For math, we used a combination of courses in the beginning. I found the Math-U-See series helpful for teaching place value, but I also used the math workbook from the Calvert kindergarten curriculum mentioned in the earlier post, and various worksheets that I found on telling time and things like that.

Later, at about fourth grade, we switched solely to Saxon Math and haven’t looked back. I do not teach my son math; he teaches himself. I give him about half of a math assignment each day (15 problems, including all of the problems with the new concepts and every other problem pertaining to the old concepts until I reach 15 problems). If he does well on that half assignment, then the next day he skips ahead to the next assignment. If he doesn’t do well, then he does the second half of the assignment the following day. I do not teach him anything about the assignment. The Saxon books are written so that from fourth grade on, students can read the material in the book and learn it themselves without a teacher. After each lesson, I correct the assignment and then give it back to my son to correct any mistakes himself. We have a rule that he is allowed to ask me for help three times for each assignment. He can choose to do it either while he is doing the work or while he is correcting the assignment. Once he got used to this way of doing things (and it did take a bit of getting used to), he ended up saving his “helps” for the corrections. Nowadays, he almost never even asks for help.

If it appears to me that he is having particular trouble with a certain type of problem, I give him “extra math” for a few days, which consist of maybe three extra problems of the type that he is having difficulty with. Also, at one point, it seemed like he was having difficulty with math in general, and so I cut back on the number of problems he did in a day. Instead of giving him a half a lesson a day, I gave him a third of a lesson a day (about ten to eleven problems). We still skipped ahead if he did well on the portion of the lesson that he was given.

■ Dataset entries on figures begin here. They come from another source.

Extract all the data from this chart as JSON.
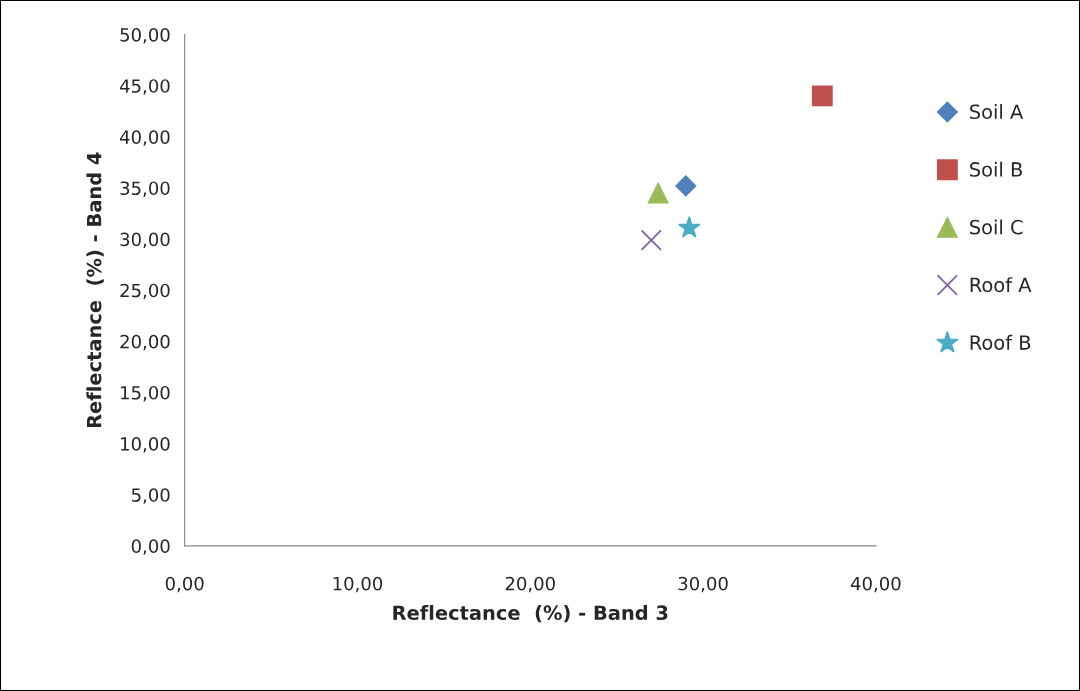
{
  "chart_data": {
    "type": "scatter",
    "xlabel": "Reflectance  (%) - Band 3",
    "ylabel": "Reflectance  (%) - Band 4",
    "xlim": [
      0,
      40
    ],
    "ylim": [
      0,
      50
    ],
    "xticks": [
      {
        "value": 0,
        "label": "0,00"
      },
      {
        "value": 10,
        "label": "10,00"
      },
      {
        "value": 20,
        "label": "20,00"
      },
      {
        "value": 30,
        "label": "30,00"
      },
      {
        "value": 40,
        "label": "40,00"
      }
    ],
    "yticks": [
      {
        "value": 0,
        "label": "0,00"
      },
      {
        "value": 5,
        "label": "5,00"
      },
      {
        "value": 10,
        "label": "10,00"
      },
      {
        "value": 15,
        "label": "15,00"
      },
      {
        "value": 20,
        "label": "20,00"
      },
      {
        "value": 25,
        "label": "25,00"
      },
      {
        "value": 30,
        "label": "30,00"
      },
      {
        "value": 35,
        "label": "35,00"
      },
      {
        "value": 40,
        "label": "40,00"
      },
      {
        "value": 45,
        "label": "45,00"
      },
      {
        "value": 50,
        "label": "50,00"
      }
    ],
    "grid": false,
    "legend": "right",
    "series": [
      {
        "name": "Soil A",
        "color": "#4f81bd",
        "marker": "diamond",
        "x": [
          29.0
        ],
        "values": [
          35.2
        ]
      },
      {
        "name": "Soil B",
        "color": "#c0504d",
        "marker": "square",
        "x": [
          36.9
        ],
        "values": [
          44.0
        ]
      },
      {
        "name": "Soil C",
        "color": "#9bbb59",
        "marker": "triangle",
        "x": [
          27.4
        ],
        "values": [
          34.5
        ]
      },
      {
        "name": "Roof A",
        "color": "#8064a2",
        "marker": "cross",
        "x": [
          27.0
        ],
        "values": [
          29.9
        ]
      },
      {
        "name": "Roof B",
        "color": "#4bacc6",
        "marker": "star",
        "x": [
          29.2
        ],
        "values": [
          31.1
        ]
      }
    ]
  }
}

The first quarter of each Saxon book is pretty much a review of previous years, so whenever we start a new book, we skip the assignments at first, and instead I give him the first tests for that book to help determine where he needs to start in the book. If he gets an “A” or “B” on the first test, we skip to the next test. If he gets a “C,” we stop and he starts the book at the beginning (this has only happened once). The next day, I give him the second test. If he gets an “A,” we’ll skip ahead to the third test. If he gets a “C” on the second test, we stop, and he starts the book at the first lesson covered in the second test. If he gets a “B,” whether we skip ahead or stop depends on the grade of his previous test. If his previous test grade was an “A,” we skip ahead to the next test. If his previous grade was a “B,” we stop, and he starts the book at the first lesson covered in the second test.

Basically you can sum up what we do as follows: If he gets an “A” on the test, we move to the next one. If he gets a “C” on any test, we stop and start the book at the first lesson that is covered by the test that he got the “C” in. If he gets two “Bs” *in a row*, we stop, and he starts the book at the lessons that are covered by the second test that he received a “B” in. If he gets a “B,” then an “A,” then another “B,” we move on to the next test. At some point he’ll either get a “C,” or two “Bs” in a row, and that marks where he starts the new book. Through the years he’s started his new math books anywhere from lesson 1 to about lesson 25. My son has been tested on standardized tests twice now, and both times his math scores have been in the upper 5% when compared to other students his age nationally, so skipping ahead doesn’t seem to have hurt him, and he’s learning math two grade levels ahead of his age.

However, one thing that I would like to point out is that my son does not love math like he loves reading. So while this method has been very successful in teaching him math, I would have preferred that he also discovered an interest in it. However, from a testing standpoint, math is one of his best subjects, so he has a good foundation in math for whatever field he chooses to go into.